Paul Manafort, President Donald Trump's former campaign chairman, was expected to entry a guilty plea as part of an agreement with Special Counsel Robert Mueller's team, fending off a second trial over his lobbying activity on behalf of foreign governments.
Paul Manafort has agreed to plead guilty to one count of conspiracy against the United States and one count of conspiracy to obstruct justice, court documents say.
As part of the deal, Manafort, 69, could be required to cooperate with Mueller's probe into Russia's role in the 2016 presidential election and whether Trump's campaign colluded with Russian Federation in the 2016 US presidential election.

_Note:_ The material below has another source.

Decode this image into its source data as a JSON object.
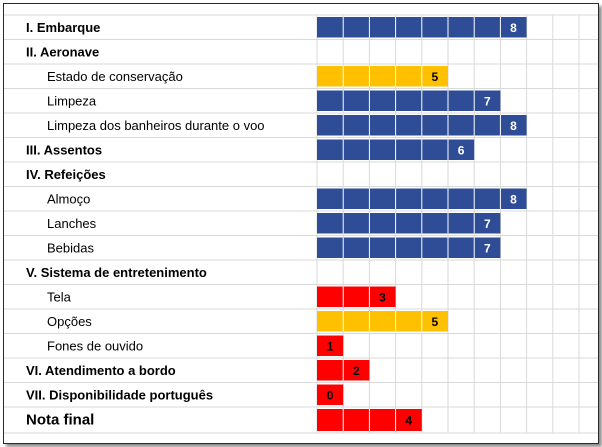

Manafort was facing a second trial set to begin on Monday in Washington on charges related to Ukrainian political consulting work. Five other charges were dropped in the new court filing. Such filings typically indicate that a deal has been reached.
Rick Gates, Manafort's former business partner and the campaign's deputy chairman, pleaded guilty to lesser charges in exchange for his cooperation, later testifying against Manafort in Virginia.
In the Washington case, prosecutors accused him of violating the Foreign Agents Registration Act by not telling the Justice Department about a multimillion-dollar campaign to improve the image of Yanukovych and his Party of Regions in Europe and the U.S. Jurors would have heard about how he hired prominent U.S. firms like the Podesta Group and Mercury Public Affairs LLC to help him, along with several European former elected officials. And during his Virginia trial in August, Manafort's lawyers spent considerable time painting Gates as a liar, embezzler, philanderer and turncoat who would say anything to get a lighter prison sentence.
The allegations do not involve his work with the Trump presidential campaign.
If Manafort were to cooperate with Mueller, that could provide investigators new evidence or leads to chase; a guilty plea, however, would prevent weeks worth of headlines about the trial in the month before congressional elections.
The move toward a guilty plea is another reversal for Manafort, who has fought vociferously - but unsuccessfully - against Mueller's probe.
Manafort has been in jail since June, when the judge in the D.C. case, U.S. District Judge Amy Berman Jackson, threw him in pretrial detention for alleged witness tampering.